Werner Schneyder wurde vor allem als politischer Kabarettist – z.B. mit der „Münchner Lach- und Schießgesellschaft“ – bekannt. Neben seinem Bühnenengagement als Kabarettist und Chansonnier arbeitete Schneyder als Drehbuchautor, Kolumnist, Buchautor, Sportmoderator sowie in der letzten Zeit zunehmend als Theaterregisseur.

SÜDWIND: Was taucht vor Ihrem geistigen Auge auf wenn Sie den Begriff Entwicklungszusammenarbeit oder Entwicklungshilfe hören?

Schneyder: Ich assoziiere damit den legitimen und begrüßenswerten Versuch, nicht der Gleichmacherei, sondern einer Annäherung. Den Versuch des Ausgleichs der schreienden, unerträglichen Differenzen.

Wenn man Entwicklungshilfe betreibt, sollte man an beispielhaft das sittliche, das ethische Anliegen ganz klar herausstellen. Wir haben nur einen Globus, und der Globus kann auf lange Sicht nur zu Frieden gelangen, wenn das soziale und ökonomische Gefälle irgendwie ausgeglichen wird. Insofern ist Entwicklungshilfe ein unglückliches Wort für eine weltpolitische Notwendigkeit.

SÜDWIND: Stört Sie daran die „Hilfe“ oder die „Entwicklung“? Man strebt ja den Begriff Entwicklungspolitik an.

Schneyder: Es kommt darauf an, was entwickelt wird. Eine Monokultur? Eine ökonomische Struktur, bei der Multis besonders gefahrlos und problemlos absahnen können? Oder geht es um ein Heranführen einer gewachsenen Kultur an internationale Standards – unter der Voraussetzung, dass die gewachsene Kultur nicht zerstört wird.

SÜDWIND: In wessen Verantwortung liegt die Entwicklungszusammenarbeit?

Schneyder: Verwirklicht und vertreten können diese Anliegen nur von Regierenden werden. Entwicklungshilfe ist natürlich für den Normalbürger etwas sehr Abstraktes. Man kann nicht verlangen, daß jemand in Vöcklabruck glücklich darüber ist, daß im hintersten Kenia eine Volksschule gebaut werden kann. Das heißt, hier in einer Demokratie müssen die gewählten Vertreter die Verantwortung übernehmen.

SÜDWIND: Die Regierenden argumentieren mit der Knappheit der Mittel.

Schneyder: Dagegen kann man argumentieren: Wir sehen ein, daß wir dringend neue Panzer brauchen, daß wir dringend neue Abfangjäger brauchen, daß wir dringend ein völlig desolates und im Ernstfall vollkommen lächerliches Herr durchfüttern müssen.

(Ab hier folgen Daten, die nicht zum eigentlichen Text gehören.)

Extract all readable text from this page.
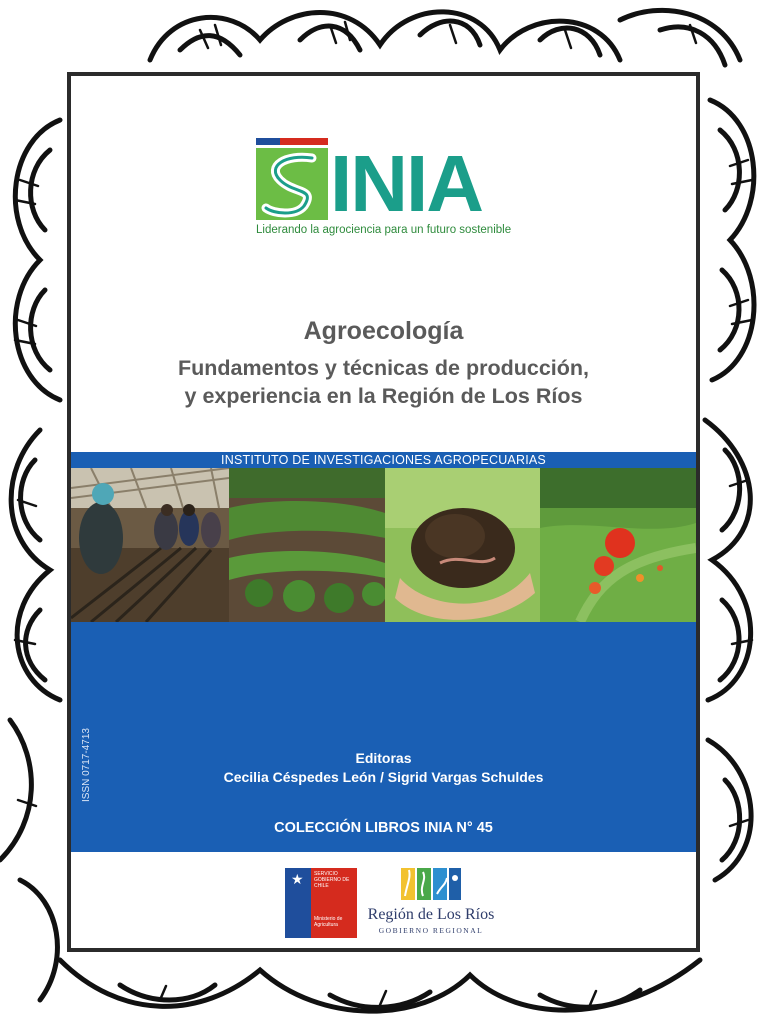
INIA
Liderando la agrociencia para un futuro sostenible
Agroecología
Fundamentos y técnicas de producción,
y experiencia en la Región de Los Ríos
INSTITUTO DE INVESTIGACIONES AGROPECUARIAS
ISSN 0717-4713	Editoras
Cecilia Céspedes León / Sigrid Vargas Schuldes
COLECCIÓN LIBROS INIA N° 45
★ SERVICIO GOBIERNO DE CHILE
Ministerio de Agricultura
Región de Los Ríos
GOBIERNO REGIONAL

Man kann eigentlich nur mit im Inland verschleuderten Geldern dagegen argumentieren. Man muß den Leuten auch sagen, in welchen Relationen sich das bewegt, was die Entwicklungszusammenarbeit kostet.

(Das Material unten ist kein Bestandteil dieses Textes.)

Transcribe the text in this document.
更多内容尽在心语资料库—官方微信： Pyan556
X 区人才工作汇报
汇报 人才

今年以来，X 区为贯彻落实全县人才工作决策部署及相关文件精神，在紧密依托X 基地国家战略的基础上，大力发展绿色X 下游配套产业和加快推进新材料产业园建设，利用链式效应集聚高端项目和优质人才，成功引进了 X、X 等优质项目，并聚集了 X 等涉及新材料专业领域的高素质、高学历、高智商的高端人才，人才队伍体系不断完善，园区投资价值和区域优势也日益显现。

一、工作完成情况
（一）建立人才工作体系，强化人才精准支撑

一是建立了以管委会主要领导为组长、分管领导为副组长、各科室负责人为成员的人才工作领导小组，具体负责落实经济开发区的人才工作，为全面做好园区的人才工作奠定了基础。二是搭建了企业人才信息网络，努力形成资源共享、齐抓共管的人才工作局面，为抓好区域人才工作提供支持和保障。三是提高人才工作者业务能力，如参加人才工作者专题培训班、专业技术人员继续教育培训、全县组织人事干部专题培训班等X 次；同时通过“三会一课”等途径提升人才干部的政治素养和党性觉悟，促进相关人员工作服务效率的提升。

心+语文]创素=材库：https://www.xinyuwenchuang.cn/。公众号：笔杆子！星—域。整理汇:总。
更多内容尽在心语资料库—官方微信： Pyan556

SÜDWIND: Wenn morgen mit einem Federstrich die komplette bilaterale EZA vom Tisch gefegt würde, was würden Sie persönlich vermissen?

Schneyder: Wenn man mir nachweisen kann, daß diese Streichung ein Schlag gegen das Bestreben eines zivilisierten, humanen Globus ist, würde ich sagen: ein Wahnsinn, dass man das streicht. Aber ich nehme auch die Entwicklungszusammenarbeit selbst in die Pflicht. Sie muß das erklären können. Man müßte dem Steuerzahler, der ja letztlich die Mittel bereitstellt, mehr Auskunft geben.

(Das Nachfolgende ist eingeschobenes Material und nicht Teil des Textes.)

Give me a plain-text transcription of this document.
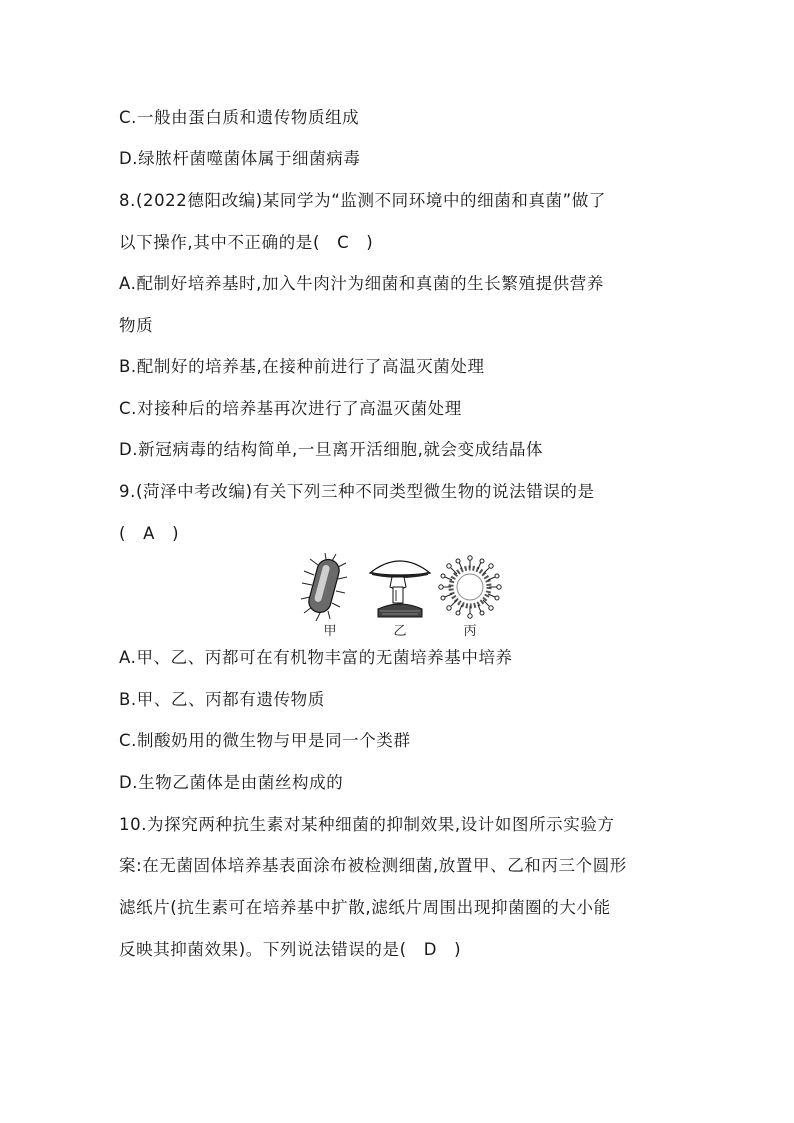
C.一般由蛋白质和遗传物质组成
D.绿脓杆菌噬菌体属于细菌病毒
8.(2022德阳改编)某同学为“监测不同环境中的细菌和真菌”做了
以下操作,其中不正确的是(　C　)
A.配制好培养基时,加入牛肉汁为细菌和真菌的生长繁殖提供营养
物质
B.配制好的培养基,在接种前进行了高温灭菌处理
C.对接种后的培养基再次进行了高温灭菌处理
D.新冠病毒的结构简单,一旦离开活细胞,就会变成结晶体
9.(菏泽中考改编)有关下列三种不同类型微生物的说法错误的是
(　A　)
甲	乙	丙
A.甲、乙、丙都可在有机物丰富的无菌培养基中培养
B.甲、乙、丙都有遗传物质
C.制酸奶用的微生物与甲是同一个类群
D.生物乙菌体是由菌丝构成的
10.为探究两种抗生素对某种细菌的抑制效果,设计如图所示实验方
案:在无菌固体培养基表面涂布被检测细菌,放置甲、乙和丙三个圆形
滤纸片(抗生素可在培养基中扩散,滤纸片周围出现抑菌圈的大小能
反映其抑菌效果)。下列说法错误的是(　D　)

SÜDWIND: Wird die Sache nicht gut genug vermittelt?

Schneyder: Bis gar nicht.

SÜDWIND: Wenn Sie als Kulturschaffender sich überlegen, einen Teil Ihrer Energie wohltätigen Zwecken zur Verfügung zu stellen. Wäre die Entwicklungshilfe auch dabei?

Schneyder: Jetzt ziehe ich mich wieder auf die Funktion eines Wählers in der Demokratie zurück. Ich wähle politische Funktionäre, die den Auftrag haben zu entscheiden.

Ich zahle gerne, freudig, bereitwillig und ohne Ansatz von Manipulation meine Steuern. Dafür verlange ich von der Regierung, dass sie die Bedürftigen ausstattet. Und selbstverständlich gehören für ein reiches Land die Armen der Welt zu den relevanten Bedürftigen.

SÜDWIND: Sind Sie gegen Spenden?

Schneyder: Nein. Ich finde Fund Raising absolut plausibel. Nur bin ich kein Kunde davon. Mir ist der Weg über den Staatshaushalt lieber.

SÜDWIND: Weil …

Schneyder: Weil die Verantwortung eingefordert werden kann. Der Staat soll alles, was auf dem privaten Sektor stattfindet, begrüßen, auch fördern – aber es nicht dazu benützen, sich aus der Verantwortung zu entlassen.

SÜDWIND: Welchen Handlungsspielraum für die Entwicklungszusammenarbeit sehen Sie?

Schneyder: In einer Demokratie kann man die zu Wählenden rückerpressen. Die Organisationen der Entwicklungshilfe sollten zu den Parteien gehen, welchen sie nahe stehen, und sagen: Wenn Ihr unsere Anliegen aus den Augen verliert, seid Ihr für uns nicht mehr wählbar. Das ist das Einzige, was in einer Demokratie möglich ist.

SÜDWIND: Wir danken für das Gespräch.